I think this sort of... ritual, of getting ready to leave is a process of checking in with women friends, those who are staying as well as those who are leaving, especially if theyre going home alone or with a new fella. Without it being a fanfare, I think we habitually signal to each other (even if I ghost out I’ll tell at least one woman that I’m leaving) where we’re at.

And I’ll always pee before I leave so I’m not distracted, get my coat, gloves, scarf etc all settled before I set off, so that I can set off smartly and not draw the attention of any predator lurking around the entrance.
Oh yes, the swift and purposeful exit, feels ages ago now but before moving away I’d go have a dance by myself sometimes late at a little place on coldharbour lane, not far from home.
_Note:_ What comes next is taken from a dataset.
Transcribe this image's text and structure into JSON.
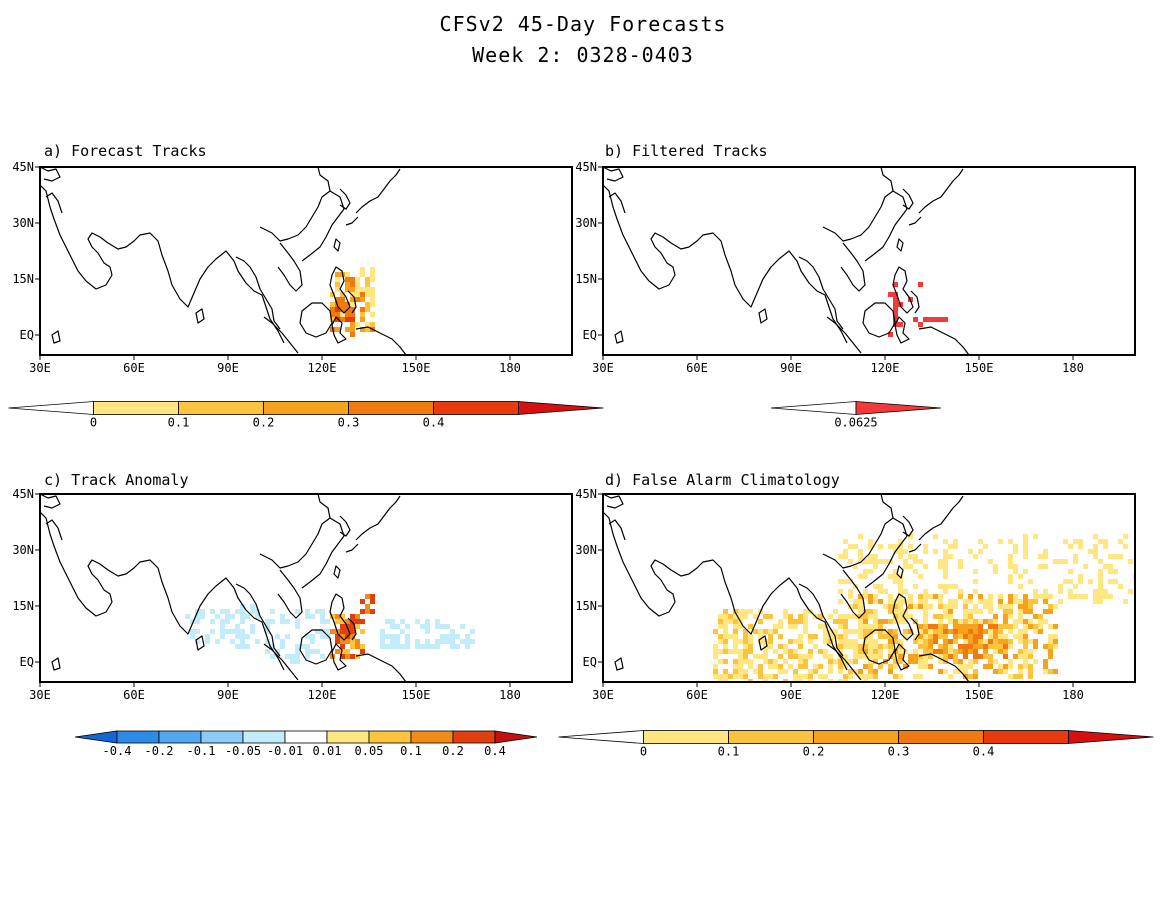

I loved it and I miss it but that bit, swiftly swooping up my coat and stuff and whoosh out the door and gone pretending I’m in a hurry, that wasn’t any fun. Just in case you know, someone might follow me or think I’d come for company.
 
I haven't read this thread, but just watching this on C4 news. I'm honestly not sure how this group could think a mass gathering during the pandemic could or should be allowed, whatever the cause?